1Ural Federal University, Yekaterinburg, Russia
2Institute of Archaeology RAS, Moscow, Russia

*E-mail: victor.borzunov@mail.ru
**E-mail: Stefanov_PNIAL@mail.ru
***E-mail: kuzminykhsv@yandex.ru

Keywords: metal workers’ cam site, the Bronze Age, Abashevo cultural and historical community, mountain forest zone, the Middle Urals.

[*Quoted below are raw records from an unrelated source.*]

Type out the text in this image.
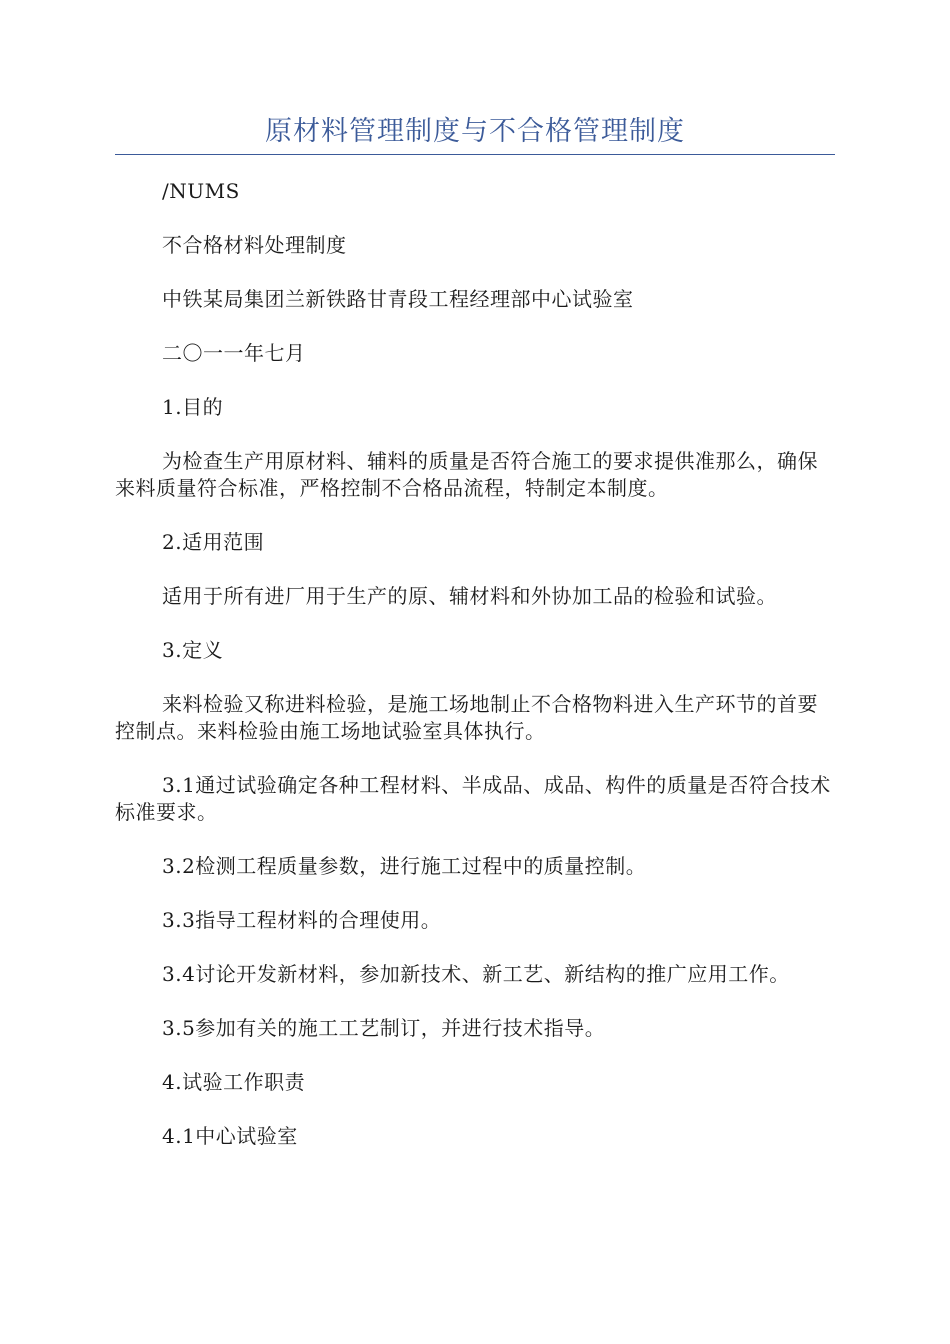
原材料管理制度与不合格管理制度

/NUMS

不合格材料处理制度

中铁某局集团兰新铁路甘青段工程经理部中心试验室

二〇一一年七月

1.目的

为检查生产用原材料、辅料的质量是否符合施工的要求提供准那么，确保来料质量符合标准，严格控制不合格品流程，特制定本制度。

2.适用范围

适用于所有进厂用于生产的原、辅材料和外协加工品的检验和试验。

3.定义

来料检验又称进料检验，是施工场地制止不合格物料进入生产环节的首要控制点。来料检验由施工场地试验室具体执行。

3.1通过试验确定各种工程材料、半成品、成品、构件的质量是否符合技术标准要求。

3.2检测工程质量参数，进行施工过程中的质量控制。

3.3指导工程材料的合理使用。

3.4讨论开发新材料，参加新技术、新工艺、新结构的推广应用工作。

3.5参加有关的施工工艺制订，并进行技术指导。

4.试验工作职责

4.1中心试验室
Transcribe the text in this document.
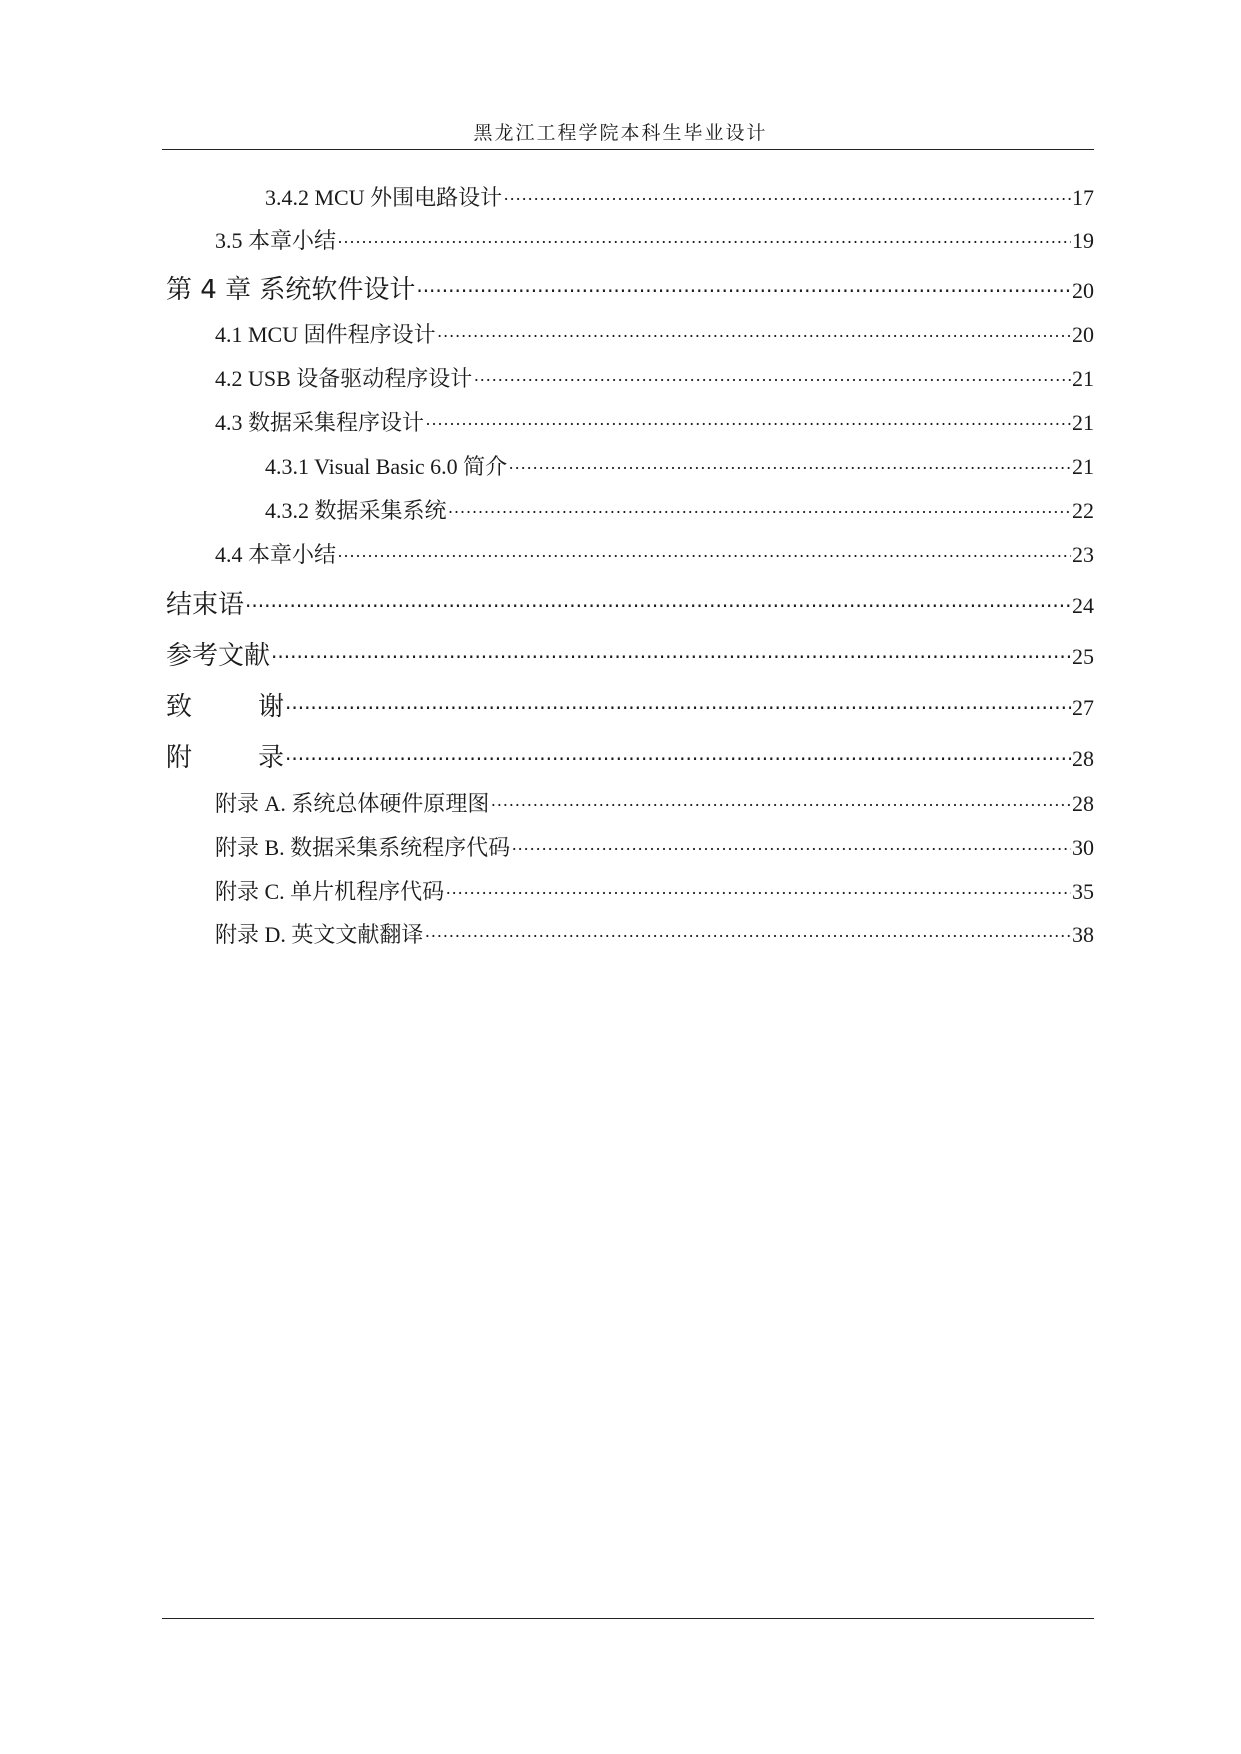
黑龙江工程学院本科生毕业设计
3.4.2 MCU 外围电路设计 ·····	17
3.5 本章小结 ·····	19
第 4 章 系统软件设计 ·····	20
4.1 MCU 固件程序设计 ·····	20
4.2 USB 设备驱动程序设计 ·····	21
4.3 数据采集程序设计 ·····	21
4.3.1 Visual Basic 6.0 简介 ·····	21
4.3.2 数据采集系统 ·····	22
4.4 本章小结 ·····	23
结束语 ·····	24
参考文献 ·····	25
致	谢 ·····	27
附	录 ·····	28
附录 A. 系统总体硬件原理图 ·····	28
附录 B. 数据采集系统程序代码 ·····	30
附录 C. 单片机程序代码 ·····	35
附录 D. 英文文献翻译 ·····	38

The article features the northernmost camp site of the population of the Abashevо cultural and historical community, discovered in the layered fortified settlement of Serny Klyuch in the mountain forest zone of the Middle Urals. The Bronze Age object investigated by excavation was the collapse of a stone hearth. The items found in it and next to it included fragments of clay molds for casting shaft-hole axes and dagger handles, fragments of legged crucibles, single Abashevo decorations from non-ferrous metal, small vessels and fragments of large ceramic Balanbash-type tanks, as well as osteological remains. Probable dating of these findings is the boundary of the 3rd – 2nd millennia BC. Advance of a small group of metal and foundry workers from the Southern Urals to the upper reaches of the Ufa river was caused by the search for new deposits of copper ore in the depths of the Ural taiga.